Draw Together
2023 · Full-Stack · Design & Engineering
Overview
Draw Together is a shared canvas where multiple users can draw simultaneously — lines appear on everyone's screen in real time as they're made. Sessions are ephemeral by default, with the option to save and share the resulting image.
How it works
The frontend is a Next.js application with a Canvas API drawing layer. A separate Node.js Socket.IO server handles real-time event broadcasting, running as its own process independently of the Next.js deployment. MongoDB with GridFS handles binary image storage, chosen for its ability to stream large files without loading them fully into memory.
The project started with Pusher for managed WebSocket infrastructure, then migrated to a self-hosted Socket.IO server — trading operational simplicity for control over the connection lifecycle and eliminating per-connection costs.
Architecture
Canvas state is kept consistent across clients by broadcasting stroke events rather than canvas snapshots.

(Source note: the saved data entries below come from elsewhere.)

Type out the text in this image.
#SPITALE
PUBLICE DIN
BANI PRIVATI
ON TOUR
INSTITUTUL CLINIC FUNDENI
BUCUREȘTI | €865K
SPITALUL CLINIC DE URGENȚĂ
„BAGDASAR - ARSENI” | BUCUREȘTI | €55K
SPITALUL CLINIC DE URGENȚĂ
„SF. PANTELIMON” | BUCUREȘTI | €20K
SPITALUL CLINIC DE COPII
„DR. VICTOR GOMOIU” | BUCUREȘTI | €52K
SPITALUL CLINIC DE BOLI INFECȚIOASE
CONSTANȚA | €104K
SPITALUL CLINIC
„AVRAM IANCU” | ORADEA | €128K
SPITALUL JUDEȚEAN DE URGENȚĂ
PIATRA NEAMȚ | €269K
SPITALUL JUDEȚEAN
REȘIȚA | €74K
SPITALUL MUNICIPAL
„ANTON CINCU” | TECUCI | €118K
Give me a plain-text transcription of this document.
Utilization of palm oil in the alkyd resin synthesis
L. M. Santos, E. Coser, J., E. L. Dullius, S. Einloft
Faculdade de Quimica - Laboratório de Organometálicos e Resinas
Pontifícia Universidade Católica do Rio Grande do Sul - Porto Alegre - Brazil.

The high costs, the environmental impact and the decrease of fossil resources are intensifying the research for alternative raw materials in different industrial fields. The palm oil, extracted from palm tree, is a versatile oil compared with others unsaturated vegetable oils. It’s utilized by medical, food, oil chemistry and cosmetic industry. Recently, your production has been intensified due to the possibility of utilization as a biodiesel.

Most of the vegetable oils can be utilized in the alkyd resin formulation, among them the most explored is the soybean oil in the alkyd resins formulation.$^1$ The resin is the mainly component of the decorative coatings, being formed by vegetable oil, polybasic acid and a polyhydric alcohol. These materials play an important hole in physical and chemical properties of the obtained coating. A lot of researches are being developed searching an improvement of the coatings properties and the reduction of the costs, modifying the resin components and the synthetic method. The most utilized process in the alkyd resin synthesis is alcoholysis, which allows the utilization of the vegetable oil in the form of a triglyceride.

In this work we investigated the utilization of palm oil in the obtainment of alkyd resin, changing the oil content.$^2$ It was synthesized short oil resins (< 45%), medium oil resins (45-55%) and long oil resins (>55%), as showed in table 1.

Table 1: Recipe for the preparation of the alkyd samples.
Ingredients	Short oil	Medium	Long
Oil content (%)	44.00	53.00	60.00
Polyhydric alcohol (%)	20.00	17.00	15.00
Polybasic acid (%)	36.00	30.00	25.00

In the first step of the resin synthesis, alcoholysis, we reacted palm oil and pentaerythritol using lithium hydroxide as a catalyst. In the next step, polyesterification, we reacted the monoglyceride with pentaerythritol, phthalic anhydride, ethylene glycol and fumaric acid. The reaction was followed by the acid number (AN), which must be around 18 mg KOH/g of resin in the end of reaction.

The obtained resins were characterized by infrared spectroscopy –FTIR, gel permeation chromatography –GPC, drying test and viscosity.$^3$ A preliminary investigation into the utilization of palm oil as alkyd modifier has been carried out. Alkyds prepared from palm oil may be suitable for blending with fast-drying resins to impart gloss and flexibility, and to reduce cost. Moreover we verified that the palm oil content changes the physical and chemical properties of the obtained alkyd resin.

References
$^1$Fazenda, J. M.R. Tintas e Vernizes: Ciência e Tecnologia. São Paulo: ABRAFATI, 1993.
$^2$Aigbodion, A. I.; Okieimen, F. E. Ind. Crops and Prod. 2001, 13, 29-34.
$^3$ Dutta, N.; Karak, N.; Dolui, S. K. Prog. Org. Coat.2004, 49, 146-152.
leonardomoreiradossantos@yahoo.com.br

Each draw action emits a small event object (coordinates, color, brush size) that remote clients replay locally — keeping payloads small regardless of canvas size or session length. A five-point anti-aliasing technique smooths lines between broadcast intervals, and coordinate normalization ensures strokes land correctly across different screen sizes and device pixel ratios. Undo is intentionally local-only — undoing a remote user's stroke would be disruptive in a shared session, so each client manages its own history independently.